There was spontaneous interactions though – ones that could never be scheduled. You only have to ask any one of the crew a little about themselves or their lives and they will open right up. They will share photos of their families, stories of their childhood, lament on how little they get to be home. They will tell you their political views, about life in a communist country, the changes they are seeing and the hopes and dreams they have for the future. Getting to know these people in those quiet evenings under the stars was far deeper and richer than anything you could arrange no matter how hard you tried. It was real and raw and it touched me and the others with me who shared these evenings to the core.

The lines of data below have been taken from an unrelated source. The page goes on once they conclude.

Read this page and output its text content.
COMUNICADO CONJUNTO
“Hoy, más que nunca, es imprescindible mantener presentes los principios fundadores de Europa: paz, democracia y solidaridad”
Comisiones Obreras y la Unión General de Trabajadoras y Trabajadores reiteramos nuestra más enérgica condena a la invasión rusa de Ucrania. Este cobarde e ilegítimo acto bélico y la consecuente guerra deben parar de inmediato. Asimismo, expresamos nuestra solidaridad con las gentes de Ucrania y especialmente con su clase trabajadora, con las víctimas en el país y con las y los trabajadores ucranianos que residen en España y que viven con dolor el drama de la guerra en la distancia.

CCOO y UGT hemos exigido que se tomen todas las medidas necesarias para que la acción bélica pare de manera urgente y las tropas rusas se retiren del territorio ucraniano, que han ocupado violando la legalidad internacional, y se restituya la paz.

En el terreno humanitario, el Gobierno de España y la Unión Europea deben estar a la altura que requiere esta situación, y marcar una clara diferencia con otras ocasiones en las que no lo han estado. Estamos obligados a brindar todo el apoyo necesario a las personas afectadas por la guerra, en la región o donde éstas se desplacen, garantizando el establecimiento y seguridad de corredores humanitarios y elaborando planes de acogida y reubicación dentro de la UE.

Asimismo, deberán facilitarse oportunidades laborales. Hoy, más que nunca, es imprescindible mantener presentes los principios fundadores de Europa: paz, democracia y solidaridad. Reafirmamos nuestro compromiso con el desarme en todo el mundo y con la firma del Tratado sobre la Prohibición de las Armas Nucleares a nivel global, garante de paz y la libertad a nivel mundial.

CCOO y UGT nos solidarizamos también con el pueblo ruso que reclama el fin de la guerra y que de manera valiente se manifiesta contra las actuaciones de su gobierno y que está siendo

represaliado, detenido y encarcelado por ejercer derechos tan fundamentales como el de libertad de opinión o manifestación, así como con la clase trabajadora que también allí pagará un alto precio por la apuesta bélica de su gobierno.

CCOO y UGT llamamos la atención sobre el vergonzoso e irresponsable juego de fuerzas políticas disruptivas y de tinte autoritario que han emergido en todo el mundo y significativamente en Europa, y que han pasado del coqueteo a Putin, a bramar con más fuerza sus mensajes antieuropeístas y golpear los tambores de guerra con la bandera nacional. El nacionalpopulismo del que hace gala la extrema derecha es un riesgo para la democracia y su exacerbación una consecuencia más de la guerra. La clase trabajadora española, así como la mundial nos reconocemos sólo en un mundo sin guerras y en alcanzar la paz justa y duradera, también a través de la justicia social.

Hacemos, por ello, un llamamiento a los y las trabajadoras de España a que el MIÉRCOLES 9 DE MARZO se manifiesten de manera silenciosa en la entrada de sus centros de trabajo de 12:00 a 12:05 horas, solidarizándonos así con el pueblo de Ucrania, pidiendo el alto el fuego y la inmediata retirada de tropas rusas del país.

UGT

The last night we were able to convince all of the crew to eat dinner with us. Something I don’t think could happen all of the time but with only 10 guests on the boat there was plenty of room and plenty of food. It took a lot of convincing but we made it happen. The kitchen laid on a feast. Some of the crew brushed their hair and put on their best shirts for the occasion – some of us guests did too for that matter!! It felt like sitting down to Thanksgiving dinner with family and was an unforgettable night.
So many things made this past week special. The coral gardens that seem to go on forever. Watching a shark be hypnotized. Mangrove snorkeling. Groupers sparring. The list goes on.
But when the time came to put our shoes back on for the first time in a week and my thoughts went to what had made these last few fleeting days so unique, it was not just these things. It was also funny enough, about the “people to people” connections that had been made naturally and that overcame all barriers – regardless of if they were language or legal.